EPA says state must re-evaluate power plant

State regulators must take another look at the permit they granted for a new unit at a coal-fired power plant near Maysville that began operating last spring, the federal Environmental Protection Agency said Tuesday.

The permit granted to East Kentucky Power Cooperative's Spurlock No. 4 unit lacks the hazardous air pollution emission limits required by the Clean Air Act, the agency said.

The Sierra Club, which had complained to the EPA, said the action shows that the Kentucky Division for Air Quality failed to require that the plant use the best available pollution controls.
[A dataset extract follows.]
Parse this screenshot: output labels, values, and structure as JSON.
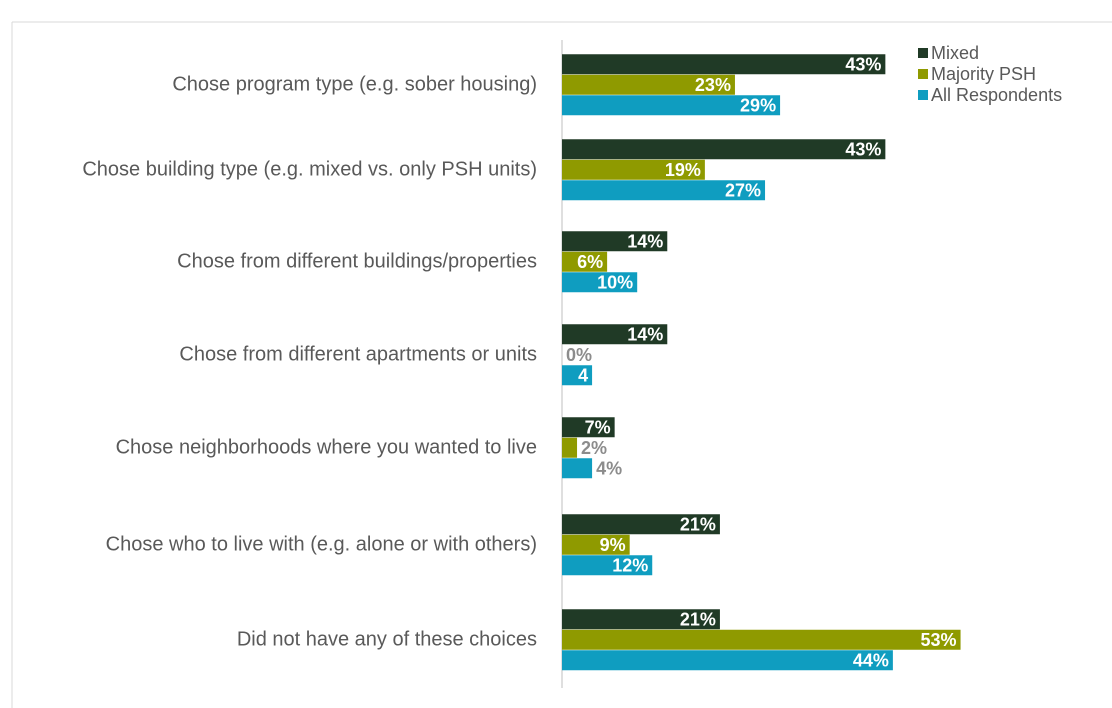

"In Kentucky, Division of Air has been rubber stamping these permits, before even taking a hard look to see how they affect public health and surrounding communities," James Gignac, the Midwest director of the club's Beyond Coal campaign, said in a statement.
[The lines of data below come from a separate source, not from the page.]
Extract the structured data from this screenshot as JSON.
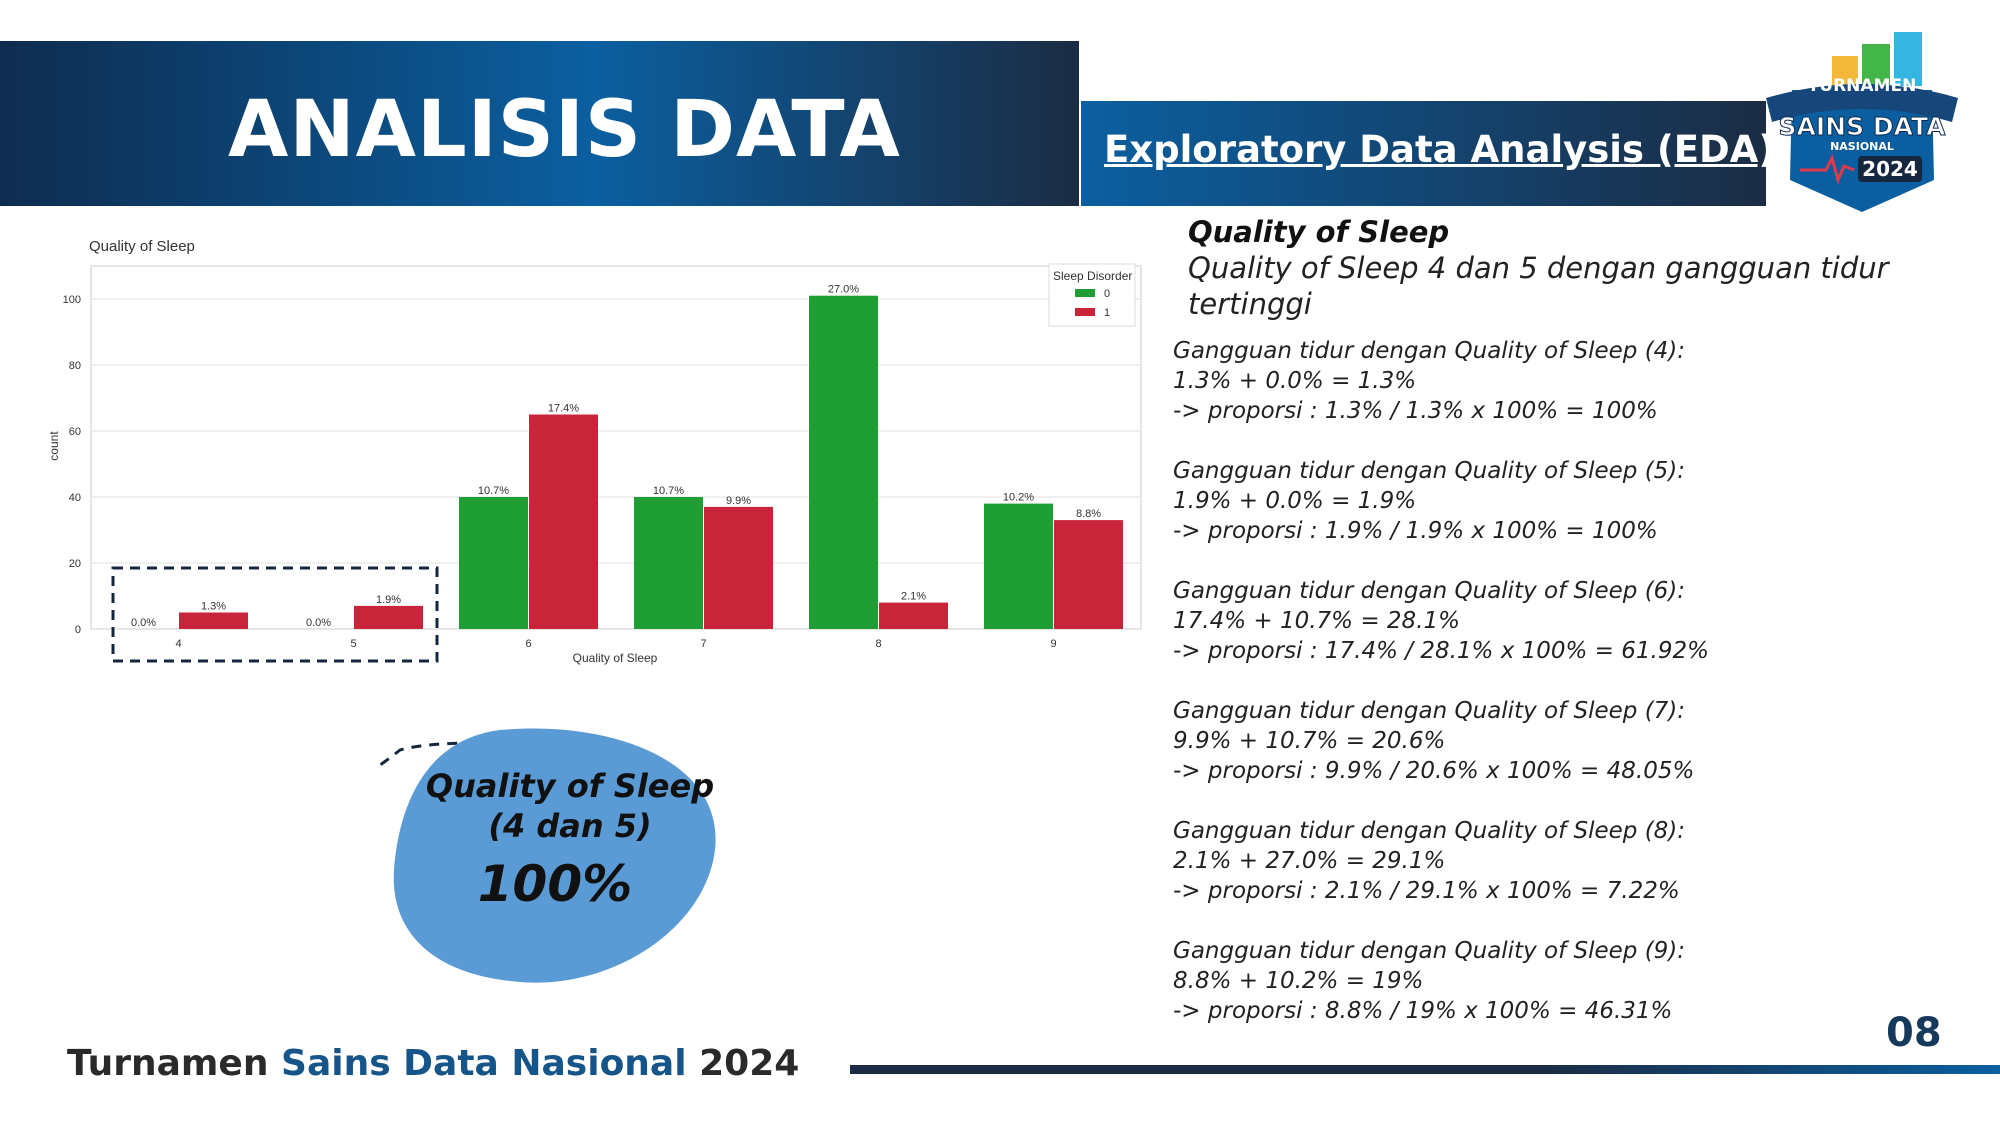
{
  "header": {
    "title": "ANALISIS DATA",
    "subtitle": "Exploratory Data Analysis (EDA)"
  },
  "logo": {
    "line1": "TURNAMEN",
    "line2": "SAINS DATA",
    "line3": "NASIONAL",
    "year": "2024",
    "colors": [
      "#f4b93a",
      "#43b649",
      "#35b6e0",
      "#0b5fa0"
    ]
  },
  "chart_data": {
    "type": "bar",
    "title": "Quality of Sleep",
    "xlabel": "Quality of Sleep",
    "ylabel": "count",
    "categories": [
      "4",
      "5",
      "6",
      "7",
      "8",
      "9"
    ],
    "ylim": [
      0,
      110
    ],
    "yticks": [
      0,
      20,
      40,
      60,
      80,
      100
    ],
    "grid": true,
    "legend": {
      "title": "Sleep Disorder",
      "placement": "top-right"
    },
    "series": [
      {
        "name": "0",
        "color": "#1e9e35",
        "values": [
          0,
          0,
          40,
          40,
          101,
          38
        ],
        "labels": [
          "0.0%",
          "0.0%",
          "10.7%",
          "10.7%",
          "27.0%",
          "10.2%"
        ]
      },
      {
        "name": "1",
        "color": "#c8253a",
        "values": [
          5,
          7,
          65,
          37,
          8,
          33
        ],
        "labels": [
          "1.3%",
          "1.9%",
          "17.4%",
          "9.9%",
          "2.1%",
          "8.8%"
        ]
      }
    ]
  },
  "callout": {
    "label": "Quality of Sleep (4 dan 5)",
    "value": "100%",
    "color": "#5b9bd5"
  },
  "panel": {
    "title": "Quality of Sleep",
    "subtitle": "Quality of Sleep 4 dan 5 dengan gangguan tidur tertinggi",
    "blocks": [
      {
        "l1": "Gangguan tidur dengan Quality of Sleep (4):",
        "l2": "1.3% + 0.0% = 1.3%",
        "l3": "-> proporsi : 1.3% / 1.3% x 100% = 100%"
      },
      {
        "l1": "Gangguan tidur dengan Quality of Sleep (5):",
        "l2": "1.9% + 0.0% = 1.9%",
        "l3": "-> proporsi : 1.9% / 1.9% x 100% = 100%"
      },
      {
        "l1": "Gangguan tidur dengan Quality of Sleep (6):",
        "l2": "17.4% + 10.7% = 28.1%",
        "l3": "-> proporsi : 17.4% / 28.1% x 100% = 61.92%"
      },
      {
        "l1": "Gangguan tidur dengan Quality of Sleep (7):",
        "l2": "9.9% + 10.7% = 20.6%",
        "l3": "-> proporsi : 9.9% / 20.6% x 100% = 48.05%"
      },
      {
        "l1": "Gangguan tidur dengan Quality of Sleep (8):",
        "l2": "2.1% + 27.0% = 29.1%",
        "l3": "-> proporsi : 2.1% / 29.1% x 100% = 7.22%"
      },
      {
        "l1": "Gangguan tidur dengan Quality of Sleep (9):",
        "l2": "8.8% + 10.2% = 19%",
        "l3": "-> proporsi : 8.8% / 19% x 100% = 46.31%"
      }
    ]
  },
  "footer": {
    "text_part1": "Turnamen",
    "text_part2": "Sains Data Nasional",
    "text_part3": "2024",
    "page_number": "08"
  }
}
But Sean Alteri, assistant director for the air quality division, said his agency was following regulations then in place when it granted the permit in 2006. The courts have since thrown out the regulation, called the Clean Air Mercury Rule.

The Sierra Club originally said the EPA action would put the power plant "on hold," then corrected that.
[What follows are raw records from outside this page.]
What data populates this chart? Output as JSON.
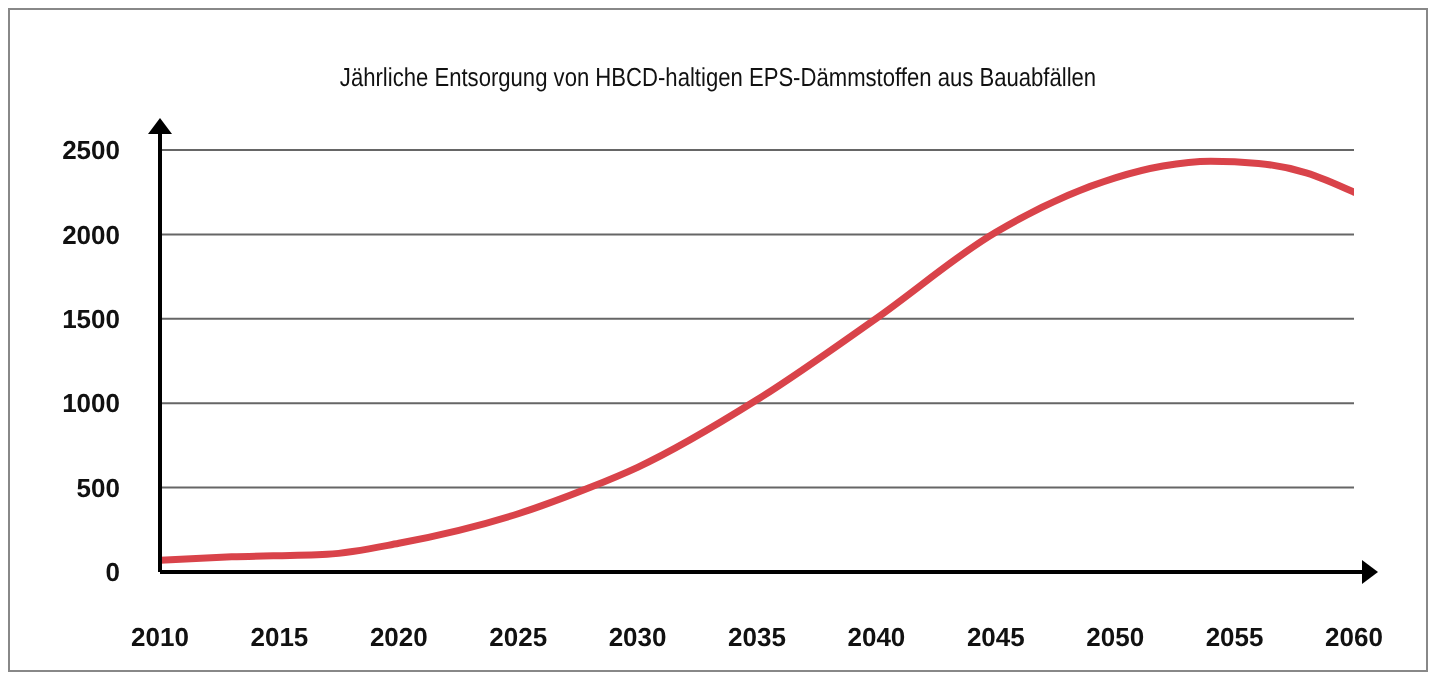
{
  "chart_data": {
    "type": "line",
    "title": "Jährliche Entsorgung von HBCD-haltigen EPS-Dämmstoffen aus Bauabfällen",
    "x": [
      2010,
      2013,
      2017,
      2020,
      2025,
      2028,
      2030,
      2035,
      2040,
      2045,
      2050,
      2052,
      2054,
      2056,
      2058,
      2060
    ],
    "series": [
      {
        "color": "#d9434a",
        "values": [
          70,
          90,
          105,
          170,
          345,
          500,
          620,
          1020,
          1503,
          2013,
          2335,
          2405,
          2433,
          2420,
          2365,
          2250
        ]
      }
    ],
    "xlim": [
      2010,
      2060
    ],
    "xticks": [
      2010,
      2015,
      2020,
      2025,
      2030,
      2035,
      2040,
      2045,
      2050,
      2055,
      2060
    ],
    "ylim": [
      0,
      2500
    ],
    "yticks": [
      0,
      500,
      1000,
      1500,
      2000,
      2500
    ],
    "grid": "y"
  }
}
Alteri and a spokesman for East Kentucky Power said that won't happen.

"They do have controls to reduce hazardous air pollutants," Alteri said. "Whether that is deemed sufficient or not, we'll have to go through that evaluation."

The EPA order said the state must come up with emission limits within 90 days or devise with a schedule to set the limits. If necessary, the state must also come up with a schedule for East Kentucky Power to meet the new limits.

Nick Comer, a spokesman for the utility, said the new evaluation ordered by the EPA might show that the plant does not meet the threshold where changes would be needed.